Water War Between Lower Colorado River and San Antonio Water System Could Be Lengthy
Jan 14, 2011
Austin, TX (Law Firm Newswire) January 14, 2011 – A water-sharing contract between the Lower Colorado River Authority and the San Antonio Water System did not hold up last year, resulting a return back to court on Dec. 1.
San Antonio Water System’s repealed a state district judge’s decision that granted LCRA sovereign immunity rules last February, throwing out the water system’s lawsuit stating there was no clear waiver to stop the sovereign immunity rules. Sovereign immunity rules protect government agencies and the public from costs of government agencies’ improper business, therefore halting the court’s authority to review the case at all.“A heated debate concerning water wars and water rights could ensue for a long time. It would be interesting to see how the Texas Third Court of Appeals will rule on this case,” said Gergory D. Jordan, an Austin business lawyer who has been successfully handling cases for over 20 years.

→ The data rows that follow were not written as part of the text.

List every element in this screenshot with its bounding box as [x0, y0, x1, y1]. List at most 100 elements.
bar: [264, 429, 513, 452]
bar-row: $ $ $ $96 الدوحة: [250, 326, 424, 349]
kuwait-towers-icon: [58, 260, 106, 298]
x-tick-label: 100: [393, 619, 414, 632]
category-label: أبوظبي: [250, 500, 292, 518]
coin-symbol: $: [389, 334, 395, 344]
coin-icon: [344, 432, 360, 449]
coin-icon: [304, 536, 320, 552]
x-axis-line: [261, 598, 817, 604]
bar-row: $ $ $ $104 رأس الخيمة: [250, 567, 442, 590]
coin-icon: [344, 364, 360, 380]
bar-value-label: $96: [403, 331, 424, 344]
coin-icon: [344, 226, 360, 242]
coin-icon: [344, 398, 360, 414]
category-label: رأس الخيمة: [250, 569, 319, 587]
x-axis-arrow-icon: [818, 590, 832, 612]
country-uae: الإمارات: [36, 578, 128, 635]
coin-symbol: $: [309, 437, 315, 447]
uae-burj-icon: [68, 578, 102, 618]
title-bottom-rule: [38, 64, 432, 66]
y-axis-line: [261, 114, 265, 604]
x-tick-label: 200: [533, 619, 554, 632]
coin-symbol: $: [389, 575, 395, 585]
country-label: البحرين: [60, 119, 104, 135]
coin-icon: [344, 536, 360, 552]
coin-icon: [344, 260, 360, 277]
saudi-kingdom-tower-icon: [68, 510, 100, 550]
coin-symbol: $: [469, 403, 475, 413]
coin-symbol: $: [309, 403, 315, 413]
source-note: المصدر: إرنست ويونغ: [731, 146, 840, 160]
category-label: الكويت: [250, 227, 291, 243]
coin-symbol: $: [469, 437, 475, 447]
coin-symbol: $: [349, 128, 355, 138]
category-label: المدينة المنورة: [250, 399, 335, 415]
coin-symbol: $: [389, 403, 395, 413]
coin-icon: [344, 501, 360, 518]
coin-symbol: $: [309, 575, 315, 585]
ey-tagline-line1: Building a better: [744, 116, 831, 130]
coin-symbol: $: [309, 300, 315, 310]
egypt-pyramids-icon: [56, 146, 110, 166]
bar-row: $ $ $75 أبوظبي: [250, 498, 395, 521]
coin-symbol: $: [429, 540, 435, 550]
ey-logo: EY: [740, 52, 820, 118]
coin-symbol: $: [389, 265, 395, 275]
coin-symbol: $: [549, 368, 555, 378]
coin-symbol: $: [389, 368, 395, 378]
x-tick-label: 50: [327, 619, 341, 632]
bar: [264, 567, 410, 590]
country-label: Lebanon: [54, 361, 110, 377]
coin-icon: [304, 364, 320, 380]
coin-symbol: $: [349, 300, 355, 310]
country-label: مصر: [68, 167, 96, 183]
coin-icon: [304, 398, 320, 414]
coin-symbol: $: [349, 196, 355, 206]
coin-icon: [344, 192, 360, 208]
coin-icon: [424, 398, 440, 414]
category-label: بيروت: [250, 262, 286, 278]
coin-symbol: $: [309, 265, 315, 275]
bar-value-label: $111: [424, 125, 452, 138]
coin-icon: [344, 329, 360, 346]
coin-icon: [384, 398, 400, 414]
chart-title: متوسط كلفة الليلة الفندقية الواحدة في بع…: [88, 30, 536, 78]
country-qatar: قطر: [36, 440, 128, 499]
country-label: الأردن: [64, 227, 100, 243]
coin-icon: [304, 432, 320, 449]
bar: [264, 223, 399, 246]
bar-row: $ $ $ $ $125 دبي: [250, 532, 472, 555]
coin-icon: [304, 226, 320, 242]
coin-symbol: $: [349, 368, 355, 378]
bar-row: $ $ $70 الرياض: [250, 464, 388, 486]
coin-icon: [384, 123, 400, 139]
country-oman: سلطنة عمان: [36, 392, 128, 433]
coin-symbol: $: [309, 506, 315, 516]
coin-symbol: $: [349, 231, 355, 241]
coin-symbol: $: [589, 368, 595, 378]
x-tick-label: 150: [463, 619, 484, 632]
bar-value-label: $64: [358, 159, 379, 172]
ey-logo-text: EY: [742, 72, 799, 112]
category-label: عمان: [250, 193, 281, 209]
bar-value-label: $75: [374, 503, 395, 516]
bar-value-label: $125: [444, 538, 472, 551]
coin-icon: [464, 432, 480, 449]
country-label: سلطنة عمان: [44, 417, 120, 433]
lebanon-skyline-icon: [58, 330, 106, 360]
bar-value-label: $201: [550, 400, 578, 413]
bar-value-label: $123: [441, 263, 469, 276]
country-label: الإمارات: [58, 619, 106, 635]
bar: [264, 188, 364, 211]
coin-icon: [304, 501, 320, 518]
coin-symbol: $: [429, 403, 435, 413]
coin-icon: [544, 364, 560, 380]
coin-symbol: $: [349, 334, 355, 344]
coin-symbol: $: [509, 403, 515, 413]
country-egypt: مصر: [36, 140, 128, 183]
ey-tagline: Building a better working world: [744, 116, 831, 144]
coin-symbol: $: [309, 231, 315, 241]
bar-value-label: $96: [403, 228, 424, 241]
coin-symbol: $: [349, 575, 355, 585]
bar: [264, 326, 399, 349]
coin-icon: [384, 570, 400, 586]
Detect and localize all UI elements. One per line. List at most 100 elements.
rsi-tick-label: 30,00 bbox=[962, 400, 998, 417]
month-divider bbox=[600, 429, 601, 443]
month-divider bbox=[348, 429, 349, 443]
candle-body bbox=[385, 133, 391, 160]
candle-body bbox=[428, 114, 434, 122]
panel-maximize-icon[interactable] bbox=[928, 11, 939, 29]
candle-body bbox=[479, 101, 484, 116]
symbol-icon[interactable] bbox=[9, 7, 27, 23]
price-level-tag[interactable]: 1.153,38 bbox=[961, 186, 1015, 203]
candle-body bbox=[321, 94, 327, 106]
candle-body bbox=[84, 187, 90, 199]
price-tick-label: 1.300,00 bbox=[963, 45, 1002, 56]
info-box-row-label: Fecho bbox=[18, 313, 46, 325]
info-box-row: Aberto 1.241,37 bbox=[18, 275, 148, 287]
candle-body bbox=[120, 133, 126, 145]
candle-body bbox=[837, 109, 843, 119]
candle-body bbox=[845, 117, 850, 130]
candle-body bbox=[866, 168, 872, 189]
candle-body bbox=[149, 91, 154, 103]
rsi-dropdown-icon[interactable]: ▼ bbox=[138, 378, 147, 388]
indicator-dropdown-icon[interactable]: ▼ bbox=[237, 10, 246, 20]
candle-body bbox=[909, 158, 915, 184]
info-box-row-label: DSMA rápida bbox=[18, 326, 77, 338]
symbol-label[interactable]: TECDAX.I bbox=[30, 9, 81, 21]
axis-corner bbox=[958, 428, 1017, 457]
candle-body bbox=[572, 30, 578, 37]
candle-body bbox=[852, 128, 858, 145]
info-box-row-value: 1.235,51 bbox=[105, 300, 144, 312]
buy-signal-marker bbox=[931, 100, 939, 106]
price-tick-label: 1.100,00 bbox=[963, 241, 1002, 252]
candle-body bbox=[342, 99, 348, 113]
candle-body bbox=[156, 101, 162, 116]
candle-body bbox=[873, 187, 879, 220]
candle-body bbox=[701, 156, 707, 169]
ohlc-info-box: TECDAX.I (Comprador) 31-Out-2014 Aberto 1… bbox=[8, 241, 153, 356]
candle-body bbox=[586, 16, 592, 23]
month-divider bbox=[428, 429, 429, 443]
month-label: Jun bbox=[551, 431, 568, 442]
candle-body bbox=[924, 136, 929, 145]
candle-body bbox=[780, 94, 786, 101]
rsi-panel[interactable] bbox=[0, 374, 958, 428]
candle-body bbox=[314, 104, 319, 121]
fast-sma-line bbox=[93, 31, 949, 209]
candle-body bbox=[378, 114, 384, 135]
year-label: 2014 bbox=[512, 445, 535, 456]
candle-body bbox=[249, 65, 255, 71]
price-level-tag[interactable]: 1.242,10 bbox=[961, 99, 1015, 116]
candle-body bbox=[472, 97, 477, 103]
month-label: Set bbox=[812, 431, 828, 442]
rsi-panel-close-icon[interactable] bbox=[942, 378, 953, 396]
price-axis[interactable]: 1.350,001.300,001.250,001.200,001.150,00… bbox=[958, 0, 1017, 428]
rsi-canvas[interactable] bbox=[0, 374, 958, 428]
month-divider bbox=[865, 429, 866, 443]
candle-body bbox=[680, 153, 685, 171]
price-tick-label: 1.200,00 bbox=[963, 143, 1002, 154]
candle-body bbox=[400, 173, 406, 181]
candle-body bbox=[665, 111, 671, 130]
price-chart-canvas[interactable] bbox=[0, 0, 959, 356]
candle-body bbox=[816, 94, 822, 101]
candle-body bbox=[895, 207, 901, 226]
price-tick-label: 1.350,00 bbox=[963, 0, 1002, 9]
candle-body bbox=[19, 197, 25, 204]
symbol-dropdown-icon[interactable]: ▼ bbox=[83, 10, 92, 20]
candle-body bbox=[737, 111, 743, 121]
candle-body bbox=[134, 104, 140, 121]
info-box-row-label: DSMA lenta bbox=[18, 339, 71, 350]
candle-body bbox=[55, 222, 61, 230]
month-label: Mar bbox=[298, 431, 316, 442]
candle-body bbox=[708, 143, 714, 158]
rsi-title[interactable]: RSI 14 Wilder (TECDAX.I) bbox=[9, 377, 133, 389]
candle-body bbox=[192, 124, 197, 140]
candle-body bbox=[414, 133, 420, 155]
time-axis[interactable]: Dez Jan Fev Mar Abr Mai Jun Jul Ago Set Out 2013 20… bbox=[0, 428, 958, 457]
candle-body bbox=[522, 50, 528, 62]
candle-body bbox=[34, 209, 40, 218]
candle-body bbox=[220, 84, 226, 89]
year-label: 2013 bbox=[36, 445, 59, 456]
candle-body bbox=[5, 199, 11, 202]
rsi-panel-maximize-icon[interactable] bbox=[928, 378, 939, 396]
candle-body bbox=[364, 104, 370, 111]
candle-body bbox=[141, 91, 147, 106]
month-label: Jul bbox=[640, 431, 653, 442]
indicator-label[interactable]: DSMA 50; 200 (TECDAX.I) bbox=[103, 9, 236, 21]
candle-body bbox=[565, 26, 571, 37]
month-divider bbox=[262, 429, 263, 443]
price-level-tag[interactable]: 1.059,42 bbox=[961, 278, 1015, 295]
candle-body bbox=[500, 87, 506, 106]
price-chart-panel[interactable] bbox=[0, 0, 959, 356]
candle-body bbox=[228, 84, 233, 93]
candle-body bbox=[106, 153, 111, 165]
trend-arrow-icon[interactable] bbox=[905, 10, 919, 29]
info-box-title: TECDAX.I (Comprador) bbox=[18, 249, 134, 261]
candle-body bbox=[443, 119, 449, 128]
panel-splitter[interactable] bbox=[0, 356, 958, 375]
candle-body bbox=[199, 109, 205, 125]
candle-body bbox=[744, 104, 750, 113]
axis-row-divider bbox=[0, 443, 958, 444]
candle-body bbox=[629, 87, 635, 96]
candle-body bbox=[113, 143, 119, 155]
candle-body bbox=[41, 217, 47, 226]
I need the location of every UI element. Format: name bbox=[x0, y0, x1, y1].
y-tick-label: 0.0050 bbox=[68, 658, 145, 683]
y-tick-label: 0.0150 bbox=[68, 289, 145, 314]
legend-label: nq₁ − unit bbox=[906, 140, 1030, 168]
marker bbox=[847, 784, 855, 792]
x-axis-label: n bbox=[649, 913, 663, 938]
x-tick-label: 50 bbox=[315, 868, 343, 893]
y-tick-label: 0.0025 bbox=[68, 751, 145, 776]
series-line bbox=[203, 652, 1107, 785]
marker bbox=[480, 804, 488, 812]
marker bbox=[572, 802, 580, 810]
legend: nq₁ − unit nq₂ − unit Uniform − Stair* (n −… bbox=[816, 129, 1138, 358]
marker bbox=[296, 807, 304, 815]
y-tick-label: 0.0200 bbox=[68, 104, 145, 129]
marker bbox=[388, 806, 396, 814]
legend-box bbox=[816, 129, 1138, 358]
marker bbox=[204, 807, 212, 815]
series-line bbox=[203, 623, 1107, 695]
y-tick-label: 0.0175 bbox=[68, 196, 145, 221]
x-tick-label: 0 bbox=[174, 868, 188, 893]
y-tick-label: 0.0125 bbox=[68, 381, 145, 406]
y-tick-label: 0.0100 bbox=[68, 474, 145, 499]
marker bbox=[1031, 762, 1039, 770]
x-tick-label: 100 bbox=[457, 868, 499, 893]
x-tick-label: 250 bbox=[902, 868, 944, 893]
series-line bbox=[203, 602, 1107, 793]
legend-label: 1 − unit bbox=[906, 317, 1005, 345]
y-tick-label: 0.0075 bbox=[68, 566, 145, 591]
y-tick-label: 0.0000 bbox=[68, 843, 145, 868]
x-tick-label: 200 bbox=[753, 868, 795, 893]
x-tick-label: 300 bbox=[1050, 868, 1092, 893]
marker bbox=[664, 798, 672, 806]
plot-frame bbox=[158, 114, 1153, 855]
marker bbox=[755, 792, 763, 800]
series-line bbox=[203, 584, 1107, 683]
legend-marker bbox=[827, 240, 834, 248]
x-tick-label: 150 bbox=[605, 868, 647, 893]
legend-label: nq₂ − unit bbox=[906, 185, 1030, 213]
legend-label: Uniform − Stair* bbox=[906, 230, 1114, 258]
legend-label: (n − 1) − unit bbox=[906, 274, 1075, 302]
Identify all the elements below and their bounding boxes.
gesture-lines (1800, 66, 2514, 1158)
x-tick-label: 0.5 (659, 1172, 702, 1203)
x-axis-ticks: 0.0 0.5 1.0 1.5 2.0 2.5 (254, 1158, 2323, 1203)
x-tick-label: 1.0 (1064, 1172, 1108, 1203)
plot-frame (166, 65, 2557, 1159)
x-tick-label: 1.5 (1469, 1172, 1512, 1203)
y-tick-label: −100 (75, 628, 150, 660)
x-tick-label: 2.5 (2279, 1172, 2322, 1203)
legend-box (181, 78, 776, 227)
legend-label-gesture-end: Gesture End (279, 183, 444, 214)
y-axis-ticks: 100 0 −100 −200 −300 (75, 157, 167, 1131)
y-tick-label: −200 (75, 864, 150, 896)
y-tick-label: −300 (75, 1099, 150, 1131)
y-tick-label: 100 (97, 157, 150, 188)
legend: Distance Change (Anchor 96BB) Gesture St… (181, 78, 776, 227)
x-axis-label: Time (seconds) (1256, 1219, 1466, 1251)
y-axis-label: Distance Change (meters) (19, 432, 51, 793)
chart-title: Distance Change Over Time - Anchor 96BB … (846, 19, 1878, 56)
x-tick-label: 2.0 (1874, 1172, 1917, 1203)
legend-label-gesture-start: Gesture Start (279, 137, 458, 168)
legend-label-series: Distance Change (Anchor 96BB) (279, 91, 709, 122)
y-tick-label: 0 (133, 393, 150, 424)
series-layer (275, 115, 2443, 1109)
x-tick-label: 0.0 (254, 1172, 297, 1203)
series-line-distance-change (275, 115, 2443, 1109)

If the water system succeeds in the Texas Third Court of Appeals by convincing the three-judge panel that there is indeed waiver to immunity, the San Antonio Water System would still have to charge on with the battle. The water-sharing contract would have entailed sending water for 80 years from the Colorado River to San Antonio. In return, the LCRA would have charged the San Antonio System for long-term storage at its basin.
As it stands, LCRA reviewed planning studies that spanned and forecasted ahead several years and decided to pull out of the deal. LCRA said that it concluded that the region did not have enough water to send to San Antonio. Therefore, San Antonio system’s charge is that the LCRA breached its contract and have pursued a lawsuit against them in attempts to relinquish $1.23 billion, the estimated amount that it would cost to desalinate the same amount of water. With that cost is the $42 million for the studies that were performed. Since the LCRA pulled out after agreeing to do feasibility studies, they agreed for the service, and therefore, breaching the contract under the notion of the exchange for goods and services clause. It is San Antonio Water System’s contention that LCRA halted the project of sending water in its basin to reserve it for future profitable power plant deals.